Josh Barro writes: … the DeMint choice signals that Heritage will continue its shift away from doing credible policy research and toward being a political pressure group; and its shift away from being inside the Republican establishment and toward pressuring it from the outside, in a way akin to Tea Party groups like Americans for […]

Josh Barro writes:

… the DeMint choice signals that Heritage will continue its shift away from doing credible policy research and toward being a political pressure group; and its shift away from being inside the Republican establishment and toward pressuring it from the outside, in a way akin to Tea Party groups like Americans for Prosperity.

That sounds basically right, but why is he so pessimistic about it?

Viewing DeMint’s ascendancy in terms of this establishment vs. insurgency dynamic kind of obscures the fact that his selection seems, above all, like an attempt to downplay or overcome that very thing. Maybe Heritage will continue its insurgent drift, supporting primary challenges of establishment Republicans, inveighing against compromise, et cetera, but those all seem like part and parcel of its mission. And there’s no reason that mission can’t be reconciled with doing credible policy research, though DeMint’s selection might indicate that they intend to lean more heavily on the institution’s political arm, Heritage Action (DeMint already has significant experience with that type of work). The question is how independent the rest of the organization will be and how much the policy work will be respected. Anecdotally Heritage is a much more top-down institution than others in Washington, so that could be a problem. On the whole, though, it seems like there are more pluses than minuses.
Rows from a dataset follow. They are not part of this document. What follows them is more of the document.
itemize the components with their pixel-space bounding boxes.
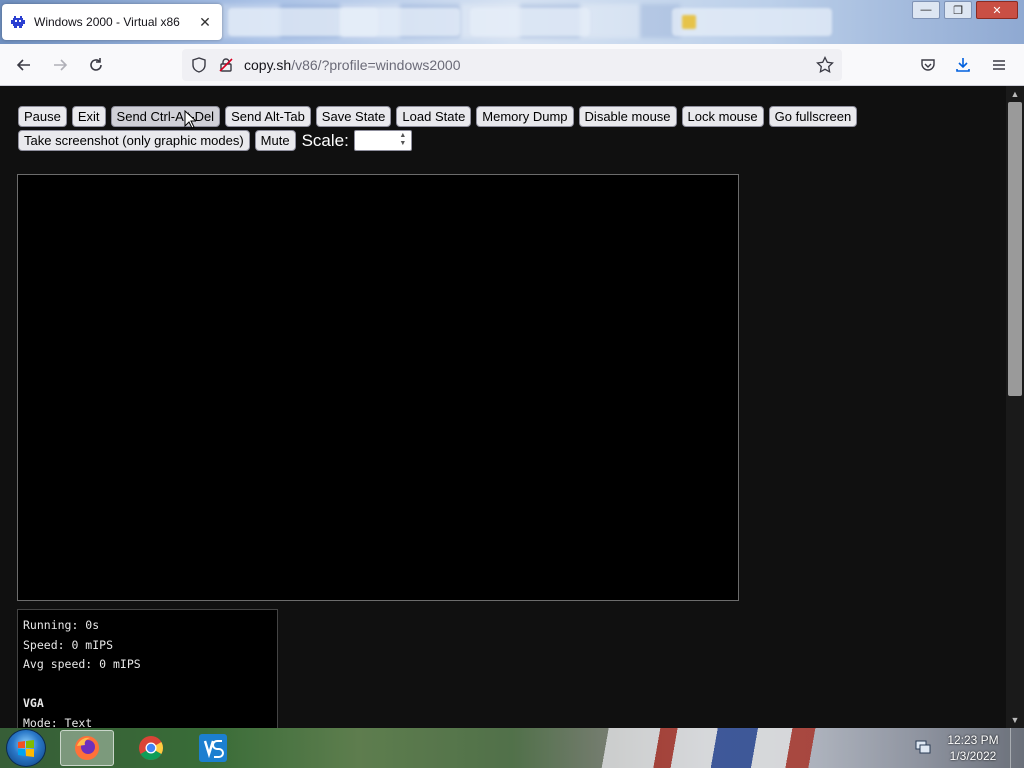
bookmark-star-icon[interactable] [814,54,836,76]
background-tab[interactable] [672,8,832,36]
shield-icon[interactable] [188,54,210,76]
start-button-windows-icon[interactable] [6,729,46,767]
background-tab[interactable] [340,8,460,36]
scale-label: Scale: [301,130,349,150]
go-fullscreen-button[interactable]: Go fullscreen [768,106,858,127]
background-tab[interactable] [470,8,590,36]
reload-icon[interactable] [85,54,107,76]
url-domain: copy.sh [244,57,292,73]
network-tray-icon[interactable] [914,738,932,756]
url-path: /v86/?profile=windows2000 [291,57,461,73]
close-window-button[interactable]: ✕ [976,1,1018,19]
lock-mouse-button[interactable]: Lock mouse [681,106,764,127]
vga-mode: Mode: Text [23,715,93,729]
emulator-stats-panel: Running: 0s Speed: 0 mIPS Avg speed: 0 m… [17,609,278,728]
taskbar-clock[interactable]: 12:23 PM 1/3/2022 [940,732,1006,764]
memory-dump-button[interactable]: Memory Dump [476,106,574,127]
load-state-button[interactable]: Load State [396,106,472,127]
running-time: Running: 0s [23,618,100,632]
pause-button[interactable]: Pause [18,106,67,127]
windows-taskbar: 12:23 PM 1/3/2022 [0,728,1024,768]
page-scrollbar[interactable]: ▲ ▼ [1006,86,1024,728]
scroll-down-arrow-icon[interactable]: ▼ [1006,712,1024,728]
browser-nav-bar: copy.sh/v86/?profile=windows2000 [0,44,1024,86]
back-arrow-icon[interactable] [13,54,35,76]
save-state-button[interactable]: Save State [315,106,392,127]
url-text[interactable]: copy.sh/v86/?profile=windows2000 [244,57,461,73]
tab-close-icon[interactable]: ✕ [196,14,214,31]
avg-speed-readout: Avg speed: 0 mIPS [23,657,141,671]
tab-title: Windows 2000 - Virtual x86 [34,15,180,29]
url-bar[interactable]: copy.sh/v86/?profile=windows2000 [182,49,842,81]
stats-spacer [23,675,272,695]
speed-readout: Speed: 0 mIPS [23,637,114,652]
scale-input[interactable]: ▲ ▼ [353,130,412,151]
forward-arrow-icon[interactable] [49,54,71,76]
tab-windows-2000[interactable]: Windows 2000 - Virtual x86 ✕ [2,4,222,40]
pocket-icon[interactable] [917,54,939,76]
browser-tab-bar: Windows 2000 - Virtual x86 ✕ — ❐ ✕ [0,0,1024,44]
take-screenshot-button[interactable]: Take screenshot (only graphic modes) [18,130,250,151]
insecure-lock-icon[interactable] [215,54,237,76]
downloads-icon[interactable] [952,54,974,76]
vga-heading: VGA [23,696,44,710]
v86-page: Pause Exit Send Ctrl-Alt-Del Send Alt-Ta… [0,86,1006,728]
taskbar-firefox-icon[interactable] [60,730,114,766]
emulator-screen[interactable] [17,174,739,601]
scroll-up-arrow-icon[interactable]: ▲ [1006,86,1024,102]
clock-time: 12:23 PM [947,733,999,747]
clock-date: 1/3/2022 [949,749,997,763]
background-tab-favicon [682,15,696,29]
send-ctrl-alt-del-button[interactable]: Send Ctrl-Alt-Del [110,106,221,127]
window-controls: — ❐ ✕ [912,1,1018,19]
show-desktop-button[interactable] [1010,728,1024,768]
toolbar-row-1: Pause Exit Send Ctrl-Alt-Del Send Alt-Ta… [18,106,918,127]
disable-mouse-button[interactable]: Disable mouse [578,106,677,127]
restore-button[interactable]: ❐ [944,1,972,19]
toolbar-row-2: Take screenshot (only graphic modes) Mut… [18,130,918,151]
minimize-button[interactable]: — [912,1,940,19]
taskbar-vmware-icon[interactable] [186,730,240,766]
hamburger-menu-icon[interactable] [988,54,1010,76]
scrollbar-thumb[interactable] [1008,102,1022,396]
emulator-toolbar: Pause Exit Send Ctrl-Alt-Del Send Alt-Ta… [18,106,918,154]
taskbar-chrome-icon[interactable] [124,730,178,766]
mouse-cursor-icon [184,110,196,129]
spinner-arrows-icon[interactable]: ▲ ▼ [397,132,409,149]
exit-button[interactable]: Exit [71,106,106,127]
mute-button[interactable]: Mute [254,130,296,151]
send-alt-tab-button[interactable]: Send Alt-Tab [225,106,311,127]
v86-favicon-icon [10,14,26,30]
I confess I have no idea what Jennifer Rubin is talking about when she frets about Heritage turning into “a political instrument in service of extremism,” though. She must get paid every time she uses that “e” word or something. It is, as Barro notes, already the most political Washington think tank on the right. On social issues they’re not nearly as grating as the Family Research Council and despite DeMint’s now-resurfacing comments about gay and single, sexually-active teachers there really isn’t any reason to believe DeMint would drag Heritage further in that direction. On economic matters the institution that devised the original framework for Obamacare might do well with a little more extremism. And her headline, “good riddance,” seems to suggest DeMint is disappearing, which he obviously isn’t. He’ll play the same role, go on the same television shows, and be replaced with someone who will reliably vote in a similar way. The big difference is that he’ll go from being one of the poorest members of the Senate to a multimillionaire.